1 bottle of your favorite booze
1 six-pack of your favorite beer.
1 Comcast-equipped television, turned to channel 8 or 38, or the digital equivalent.
1 Bag of chips or something. I mean, come on. It's a game.
TAKE A SWIG OF BEER AND SAY "OH, THAT SMARTS!" ANY TIME:
*Portland's announcers talk about Dwight Howard's trade demands.
*JJ Redick hits a three-pointer.
*Marcus Camby high-fives a kid in a wheelchair in a commercial.
*Gerald Wallace falls down.
*Dwight Howard misses a free-throw
*Buck Williams and his sweet bow tie get a closeup.
TAKE A SIP OF LIQUOR AND SING YOUR FAVORITE CARTOON THEME SONG ANY TIME:
*The announcers say something to the effect of "you look at the score, and the Blazers are only down ___, and you have to think it could have been a lot worse."
*Mike Rice expresses his distaste for a particular referee.
*Dwight Howard MAKES a free-throw.
*You see a running chest-bump.
TAKE A SHOT AND MAKE EXTREMELY LOUD ANIMAL NOISES ANY TIME:
*Portland's announcers say they wish Greg Oden were here to match up against Dwight.
*A player dives into Paul Allen's lap.
*Marcus Camby throws an alley-oop to LaMarcus Aldridge.
*The camera zooms in on Daniel Baldwin.
*Sideline reporter Michael Holton stares, silent and unblinking, into the camera for just a little too long.
*Nic Batum complains.
TAKE A SHOT, STAND UP, TAKE OFF YOUR SHIRT AND DO SOME INEXPLICABLE RUSSIAN DANCING ANY TIME:
*Portland's announcers, after expressing their wish that Greg Oden were here to match up against Dwight, say something vaguely hopeful about Greg Oden's recovery.
*A Blazer player whips out the three-goggles.
*You successfully lip-read a player or coach's curse words.
TAKE A SHOT, TAKE A SWIG AND HIGH FIVE EVERYONE IN THE ROOM ANY TIME:
*A Blazer player reaches a double-double.
*The Blazers reach 100 points.
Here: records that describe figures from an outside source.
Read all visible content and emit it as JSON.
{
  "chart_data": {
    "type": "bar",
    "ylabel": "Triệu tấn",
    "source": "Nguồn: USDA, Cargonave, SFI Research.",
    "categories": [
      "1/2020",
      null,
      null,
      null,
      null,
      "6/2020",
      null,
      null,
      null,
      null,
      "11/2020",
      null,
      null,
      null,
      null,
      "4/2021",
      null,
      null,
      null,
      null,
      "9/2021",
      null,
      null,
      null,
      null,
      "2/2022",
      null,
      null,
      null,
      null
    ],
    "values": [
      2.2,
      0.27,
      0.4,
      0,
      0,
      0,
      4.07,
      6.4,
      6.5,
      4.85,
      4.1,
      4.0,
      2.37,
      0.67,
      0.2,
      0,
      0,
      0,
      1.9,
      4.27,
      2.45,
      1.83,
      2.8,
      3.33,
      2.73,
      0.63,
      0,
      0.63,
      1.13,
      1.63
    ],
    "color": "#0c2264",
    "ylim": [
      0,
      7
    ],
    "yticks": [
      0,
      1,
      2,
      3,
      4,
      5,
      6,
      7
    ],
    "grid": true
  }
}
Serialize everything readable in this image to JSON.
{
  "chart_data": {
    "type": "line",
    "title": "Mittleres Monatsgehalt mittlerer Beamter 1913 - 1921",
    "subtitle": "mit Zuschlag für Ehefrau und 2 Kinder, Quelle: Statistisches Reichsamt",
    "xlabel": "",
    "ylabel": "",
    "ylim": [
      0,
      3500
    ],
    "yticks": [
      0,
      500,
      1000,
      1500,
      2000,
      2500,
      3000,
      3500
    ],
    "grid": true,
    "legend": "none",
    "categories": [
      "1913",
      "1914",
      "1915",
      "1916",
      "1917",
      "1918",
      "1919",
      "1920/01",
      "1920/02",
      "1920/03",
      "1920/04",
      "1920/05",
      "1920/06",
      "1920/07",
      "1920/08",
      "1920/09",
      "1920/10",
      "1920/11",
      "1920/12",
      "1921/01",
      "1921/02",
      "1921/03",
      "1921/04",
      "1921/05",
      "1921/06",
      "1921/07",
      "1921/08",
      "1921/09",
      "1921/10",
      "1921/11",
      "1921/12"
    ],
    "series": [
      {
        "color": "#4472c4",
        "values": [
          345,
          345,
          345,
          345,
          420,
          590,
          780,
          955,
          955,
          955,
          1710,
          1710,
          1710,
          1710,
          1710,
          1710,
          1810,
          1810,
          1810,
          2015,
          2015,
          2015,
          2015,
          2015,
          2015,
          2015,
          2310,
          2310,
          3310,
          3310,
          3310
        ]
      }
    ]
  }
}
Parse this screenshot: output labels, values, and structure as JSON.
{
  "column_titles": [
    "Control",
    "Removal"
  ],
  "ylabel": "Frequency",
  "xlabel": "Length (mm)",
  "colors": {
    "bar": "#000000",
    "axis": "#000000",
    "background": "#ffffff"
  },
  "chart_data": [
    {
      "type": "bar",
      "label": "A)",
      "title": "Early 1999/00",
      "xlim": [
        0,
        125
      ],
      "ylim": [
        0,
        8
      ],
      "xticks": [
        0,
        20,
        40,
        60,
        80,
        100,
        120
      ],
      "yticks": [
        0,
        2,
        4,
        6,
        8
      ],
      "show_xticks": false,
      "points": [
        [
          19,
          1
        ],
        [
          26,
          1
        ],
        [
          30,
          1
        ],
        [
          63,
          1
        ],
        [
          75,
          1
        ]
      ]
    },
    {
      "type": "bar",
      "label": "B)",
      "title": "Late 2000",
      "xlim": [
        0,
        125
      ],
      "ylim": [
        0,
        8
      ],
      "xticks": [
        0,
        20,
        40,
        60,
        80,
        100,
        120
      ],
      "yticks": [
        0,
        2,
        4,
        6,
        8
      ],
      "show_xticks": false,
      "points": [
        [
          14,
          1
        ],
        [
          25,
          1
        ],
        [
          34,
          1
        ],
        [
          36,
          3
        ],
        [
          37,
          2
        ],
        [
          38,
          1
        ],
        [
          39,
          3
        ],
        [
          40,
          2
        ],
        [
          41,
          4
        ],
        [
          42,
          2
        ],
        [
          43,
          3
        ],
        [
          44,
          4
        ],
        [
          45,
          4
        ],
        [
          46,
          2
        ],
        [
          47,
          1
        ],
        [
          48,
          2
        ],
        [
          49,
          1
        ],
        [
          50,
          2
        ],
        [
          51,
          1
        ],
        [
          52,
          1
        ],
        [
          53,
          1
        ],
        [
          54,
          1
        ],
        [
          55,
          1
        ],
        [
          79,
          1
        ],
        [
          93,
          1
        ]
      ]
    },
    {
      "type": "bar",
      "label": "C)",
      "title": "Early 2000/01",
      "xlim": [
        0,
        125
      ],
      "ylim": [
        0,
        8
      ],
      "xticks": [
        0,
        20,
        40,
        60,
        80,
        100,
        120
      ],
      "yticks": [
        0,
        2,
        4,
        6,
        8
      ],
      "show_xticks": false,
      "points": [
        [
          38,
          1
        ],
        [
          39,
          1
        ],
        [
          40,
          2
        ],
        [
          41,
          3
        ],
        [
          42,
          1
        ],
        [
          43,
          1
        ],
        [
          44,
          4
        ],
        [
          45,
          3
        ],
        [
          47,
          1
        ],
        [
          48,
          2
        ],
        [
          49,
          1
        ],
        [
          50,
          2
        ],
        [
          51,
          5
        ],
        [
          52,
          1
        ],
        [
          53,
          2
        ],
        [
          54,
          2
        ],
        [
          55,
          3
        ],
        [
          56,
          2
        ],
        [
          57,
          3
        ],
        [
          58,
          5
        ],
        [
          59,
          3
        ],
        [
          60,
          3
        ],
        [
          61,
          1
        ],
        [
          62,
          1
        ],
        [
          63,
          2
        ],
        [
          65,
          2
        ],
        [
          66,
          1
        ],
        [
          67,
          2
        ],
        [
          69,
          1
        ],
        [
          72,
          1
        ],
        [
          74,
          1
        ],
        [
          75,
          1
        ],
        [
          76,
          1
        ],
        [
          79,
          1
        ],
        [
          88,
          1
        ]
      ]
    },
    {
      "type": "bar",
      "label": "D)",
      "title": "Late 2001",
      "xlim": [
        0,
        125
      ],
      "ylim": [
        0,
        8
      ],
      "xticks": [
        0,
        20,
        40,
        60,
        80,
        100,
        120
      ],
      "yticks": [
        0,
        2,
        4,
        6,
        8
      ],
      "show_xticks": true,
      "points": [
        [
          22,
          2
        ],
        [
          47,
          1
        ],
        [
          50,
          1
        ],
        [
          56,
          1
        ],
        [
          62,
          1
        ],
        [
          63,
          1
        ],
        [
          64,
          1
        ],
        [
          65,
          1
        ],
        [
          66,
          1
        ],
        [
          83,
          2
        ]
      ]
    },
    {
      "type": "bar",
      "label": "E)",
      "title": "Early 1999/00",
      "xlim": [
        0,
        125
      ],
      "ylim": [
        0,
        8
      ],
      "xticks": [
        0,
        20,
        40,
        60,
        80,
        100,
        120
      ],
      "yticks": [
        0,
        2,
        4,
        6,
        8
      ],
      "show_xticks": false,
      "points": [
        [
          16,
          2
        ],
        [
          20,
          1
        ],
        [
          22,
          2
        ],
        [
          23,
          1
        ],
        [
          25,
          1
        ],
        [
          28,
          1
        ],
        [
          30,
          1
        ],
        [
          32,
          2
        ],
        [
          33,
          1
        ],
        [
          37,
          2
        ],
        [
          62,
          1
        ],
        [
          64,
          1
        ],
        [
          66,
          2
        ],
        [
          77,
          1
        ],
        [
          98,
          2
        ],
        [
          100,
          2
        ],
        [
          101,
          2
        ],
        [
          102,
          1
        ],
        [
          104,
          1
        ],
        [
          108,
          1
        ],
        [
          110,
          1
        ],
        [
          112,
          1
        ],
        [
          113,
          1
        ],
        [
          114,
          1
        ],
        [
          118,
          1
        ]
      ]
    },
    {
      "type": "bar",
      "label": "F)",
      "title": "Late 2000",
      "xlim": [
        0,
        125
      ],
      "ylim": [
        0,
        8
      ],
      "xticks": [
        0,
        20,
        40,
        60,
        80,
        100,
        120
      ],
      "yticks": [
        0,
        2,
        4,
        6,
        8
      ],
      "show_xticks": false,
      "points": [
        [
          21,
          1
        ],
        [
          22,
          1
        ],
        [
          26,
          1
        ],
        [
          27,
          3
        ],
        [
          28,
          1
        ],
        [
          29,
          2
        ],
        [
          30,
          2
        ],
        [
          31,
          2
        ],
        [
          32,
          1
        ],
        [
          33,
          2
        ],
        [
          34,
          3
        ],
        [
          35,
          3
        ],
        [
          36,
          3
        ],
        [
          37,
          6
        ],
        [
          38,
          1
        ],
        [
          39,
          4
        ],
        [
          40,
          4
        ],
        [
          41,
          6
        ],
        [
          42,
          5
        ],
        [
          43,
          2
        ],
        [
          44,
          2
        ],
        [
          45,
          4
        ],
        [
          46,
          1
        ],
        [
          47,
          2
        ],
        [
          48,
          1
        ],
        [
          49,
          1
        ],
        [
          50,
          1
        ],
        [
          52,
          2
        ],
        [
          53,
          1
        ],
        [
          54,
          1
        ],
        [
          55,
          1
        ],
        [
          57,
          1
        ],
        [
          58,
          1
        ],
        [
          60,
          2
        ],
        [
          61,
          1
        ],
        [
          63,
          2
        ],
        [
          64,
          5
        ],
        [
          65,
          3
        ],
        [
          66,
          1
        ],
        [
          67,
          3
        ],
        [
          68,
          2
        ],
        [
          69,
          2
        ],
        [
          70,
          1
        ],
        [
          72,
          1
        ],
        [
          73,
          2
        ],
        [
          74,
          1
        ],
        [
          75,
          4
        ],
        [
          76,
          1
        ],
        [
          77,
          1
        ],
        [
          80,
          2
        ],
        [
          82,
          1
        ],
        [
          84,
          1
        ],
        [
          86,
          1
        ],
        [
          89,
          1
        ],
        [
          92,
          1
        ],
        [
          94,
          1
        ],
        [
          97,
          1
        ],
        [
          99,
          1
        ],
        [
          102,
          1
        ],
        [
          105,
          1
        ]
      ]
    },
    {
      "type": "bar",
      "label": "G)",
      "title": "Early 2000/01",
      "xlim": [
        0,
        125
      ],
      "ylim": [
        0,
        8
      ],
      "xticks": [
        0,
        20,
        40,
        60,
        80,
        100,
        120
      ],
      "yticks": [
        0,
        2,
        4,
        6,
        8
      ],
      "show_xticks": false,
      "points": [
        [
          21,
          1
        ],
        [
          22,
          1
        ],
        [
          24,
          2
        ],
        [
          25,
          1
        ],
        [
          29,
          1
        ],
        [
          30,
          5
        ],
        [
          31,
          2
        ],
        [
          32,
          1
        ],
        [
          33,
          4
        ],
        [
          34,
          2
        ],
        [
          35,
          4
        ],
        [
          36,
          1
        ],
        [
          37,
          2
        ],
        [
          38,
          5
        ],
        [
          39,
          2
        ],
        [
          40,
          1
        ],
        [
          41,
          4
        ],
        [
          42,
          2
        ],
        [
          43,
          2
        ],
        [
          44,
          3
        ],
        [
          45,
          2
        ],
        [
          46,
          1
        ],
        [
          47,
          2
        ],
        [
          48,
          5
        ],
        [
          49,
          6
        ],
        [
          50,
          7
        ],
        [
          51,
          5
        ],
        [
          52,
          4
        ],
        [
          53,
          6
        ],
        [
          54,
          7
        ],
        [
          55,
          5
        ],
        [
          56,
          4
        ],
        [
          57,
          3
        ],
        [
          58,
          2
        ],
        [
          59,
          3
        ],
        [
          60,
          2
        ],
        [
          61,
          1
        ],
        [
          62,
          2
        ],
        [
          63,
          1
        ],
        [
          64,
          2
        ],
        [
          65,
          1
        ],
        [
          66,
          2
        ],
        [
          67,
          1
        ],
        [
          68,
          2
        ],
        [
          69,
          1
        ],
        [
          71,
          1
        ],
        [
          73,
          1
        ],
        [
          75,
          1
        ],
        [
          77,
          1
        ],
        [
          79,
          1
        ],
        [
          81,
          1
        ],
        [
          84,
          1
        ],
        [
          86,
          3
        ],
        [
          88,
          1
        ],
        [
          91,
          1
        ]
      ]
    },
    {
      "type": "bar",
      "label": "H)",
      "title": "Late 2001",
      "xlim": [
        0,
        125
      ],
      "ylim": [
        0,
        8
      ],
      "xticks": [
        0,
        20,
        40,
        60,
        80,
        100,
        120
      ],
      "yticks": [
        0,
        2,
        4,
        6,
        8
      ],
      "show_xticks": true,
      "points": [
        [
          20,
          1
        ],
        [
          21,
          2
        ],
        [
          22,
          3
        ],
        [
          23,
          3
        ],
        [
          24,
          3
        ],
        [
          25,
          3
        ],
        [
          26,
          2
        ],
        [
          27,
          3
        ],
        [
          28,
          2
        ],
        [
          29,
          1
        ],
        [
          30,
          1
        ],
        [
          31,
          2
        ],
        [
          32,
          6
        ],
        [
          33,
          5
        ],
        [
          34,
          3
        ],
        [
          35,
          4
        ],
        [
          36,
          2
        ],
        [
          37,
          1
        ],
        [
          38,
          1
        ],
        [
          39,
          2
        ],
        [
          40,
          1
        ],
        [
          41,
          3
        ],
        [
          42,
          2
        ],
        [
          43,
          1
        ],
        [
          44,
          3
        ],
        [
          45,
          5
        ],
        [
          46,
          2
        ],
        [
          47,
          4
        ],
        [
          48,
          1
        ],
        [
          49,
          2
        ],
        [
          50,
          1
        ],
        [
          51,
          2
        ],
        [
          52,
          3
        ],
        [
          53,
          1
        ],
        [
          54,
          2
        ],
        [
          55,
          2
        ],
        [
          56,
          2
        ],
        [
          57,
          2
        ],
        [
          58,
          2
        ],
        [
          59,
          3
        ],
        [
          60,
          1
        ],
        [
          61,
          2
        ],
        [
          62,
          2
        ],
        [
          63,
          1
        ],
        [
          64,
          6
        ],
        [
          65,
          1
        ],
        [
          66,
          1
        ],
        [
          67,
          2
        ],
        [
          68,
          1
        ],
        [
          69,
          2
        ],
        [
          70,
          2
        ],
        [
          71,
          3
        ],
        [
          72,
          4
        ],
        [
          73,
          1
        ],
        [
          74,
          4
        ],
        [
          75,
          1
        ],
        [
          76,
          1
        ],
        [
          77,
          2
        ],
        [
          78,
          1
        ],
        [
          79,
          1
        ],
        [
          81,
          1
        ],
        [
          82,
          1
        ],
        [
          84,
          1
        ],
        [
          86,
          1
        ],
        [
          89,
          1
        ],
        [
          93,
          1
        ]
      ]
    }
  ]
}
And do it again for each consecutive basket thereafter. (The Magic have been holding opponents to 90, so this is not unreasonable.)
DRINK THE REMAINDER OF YOUR ALCOHOL AND TEXT YOUR FRIENDS THAT YOU'VE BEEN HAVING "DARK THOUGHTS" ANY TIME:
*Luke Babbitt enters the game.
*A player falls to the ground while clutching his knee.
-SPECIAL HALFTIME RULES-
TAKE A SIP OF BOOZE AND SLAP YOUR OWN FACE:
*For each hyperbolic Dwight Jaynes or John Canzano Tweet.
*For each text you receive with the word "Blazers" in it.
-SPECIAL POST-GAME RULES-
DIE INSIDE A LITTLE EACH TIME:
*A friend says "we" when they really mean "The Blazers."
*A national headline focuses on the Magic rather than the Blazers.